There was more nephrotoxicity associated with the higher vancomycin troughs, consistent with previous reports [5, 7, 8, 11] and a recent prospective study . Although this may also be attributable to a greater number of patients with severe infections in the higher trough population, exclusion of the patients with major risk factors for nephrotoxicity did not change the observed trend. Concomitant medications also may contribute to the renal toxicity observed. In the study by Hidayat et al. , nephrotoxicity was reported in 11 of 95 subjects. Ten of these 11 subjects received concomitant nephrotoxic agents; in contrast, only 17 of the 84 subjects (20%) with no renal toxicity received nephrotoxic agents (interestingly, all 11 cases of renal toxicity occurred in the 63 subjects who had vancomycin trough levels of 15–20 μg/mL). A post hoc examination of our own data revealed prior and/or concomitant use of one or more known nephrotoxic agents in 40%, 42%, and 54% of patients in the < 10 μg/mL, 10 μg/mL to < 15 μg/mL, and ≥ 15 μg/mL vancomycin trough groups, respectively (data not shown).

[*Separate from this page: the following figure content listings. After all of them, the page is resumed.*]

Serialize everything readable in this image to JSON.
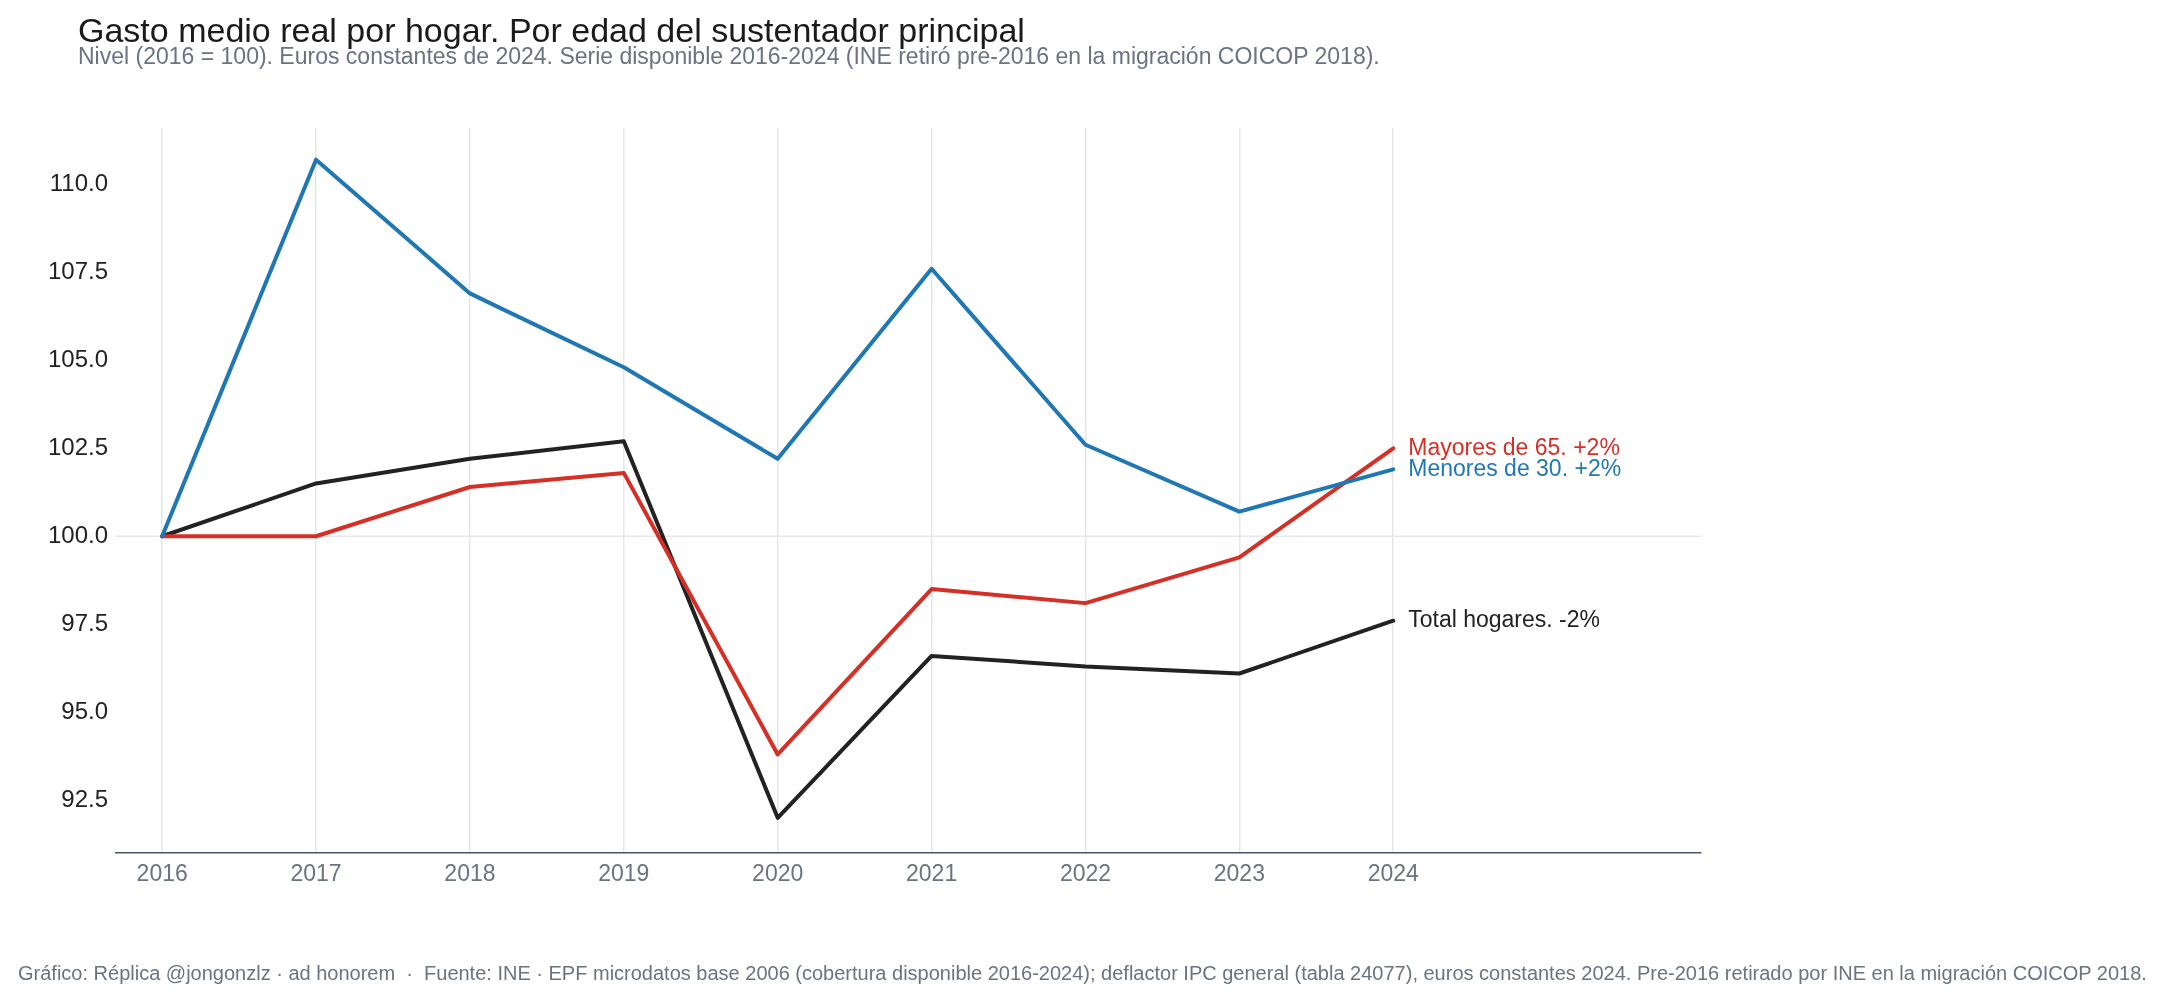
{
  "chart_data": {
    "type": "line",
    "title": "Gasto medio real por hogar. Por edad del sustentador principal",
    "subtitle": "Nivel (2016 = 100). Euros constantes de 2024. Serie disponible 2016-2024 (INE retiró pre-2016 en la migración COICOP 2018).",
    "annotations": [
      "Gráfico: Réplica @jongonzlz · ad honorem  ·  Fuente: INE · EPF microdatos base 2006 (cobertura disponible 2016-2024); deflactor IPC general (tabla 24077), euros constantes 2024. Pre-2016 retirado por INE en la migración COICOP 2018."
    ],
    "x": [
      2016,
      2017,
      2018,
      2019,
      2020,
      2021,
      2022,
      2023,
      2024
    ],
    "series": [
      {
        "name": "Total hogares. -2%",
        "color": "#222222",
        "values": [
          100,
          101.5,
          102.2,
          102.7,
          92.0,
          96.6,
          96.3,
          96.1,
          97.6
        ]
      },
      {
        "name": "Mayores de 65. +2%",
        "color": "#d62f26",
        "values": [
          100,
          100.0,
          101.4,
          101.8,
          93.8,
          98.5,
          98.1,
          99.4,
          102.5
        ]
      },
      {
        "name": "Menores de 30. +2%",
        "color": "#1f77b4",
        "values": [
          100,
          110.7,
          106.9,
          104.8,
          102.2,
          107.6,
          102.6,
          100.7,
          101.9
        ]
      }
    ],
    "xlim": [
      2015.7,
      2026
    ],
    "xticks": [
      2016,
      2017,
      2018,
      2019,
      2020,
      2021,
      2022,
      2023,
      2024
    ],
    "ylim": [
      91.0,
      111.6
    ],
    "yticks": [
      92.5,
      {
        "value": 95,
        "label": "95.0"
      },
      97.5,
      {
        "value": 100,
        "label": "100.0"
      },
      102.5,
      {
        "value": 105,
        "label": "105.0"
      },
      107.5,
      {
        "value": 110,
        "label": "110.0"
      }
    ],
    "ref_lines": [
      {
        "axis": "y",
        "value": 100,
        "color": "#e5e7eb"
      }
    ],
    "grid": "x",
    "legend": false,
    "marker": "none",
    "line_style": "solid"
  }
}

The main limitation of this study is that it was a post hoc, exploratory analysis; the ATTAIN studies were not designed to evaluate the impact of vancomycin trough levels, and as such, patients were not randomized to achieve a specific trough target. In addition, the sample size may be too small to draw a definitive conclusion. However, the data were obtained from rigorously monitored, registrational, Phase 3 trials that likely capture critical information in a more systematic fashion than retrospective studies.
In summary, the findings of our study suggest that higher vancomycin trough levels do not result in improved clinical response but likely increase the incidence of nephrotoxicity. Prospective controlled studies are required to further assess the validity of the current vancomycin dosing recommendations.
Fredric C. Genter was an employee of Theravance, Inc. at the time of the study.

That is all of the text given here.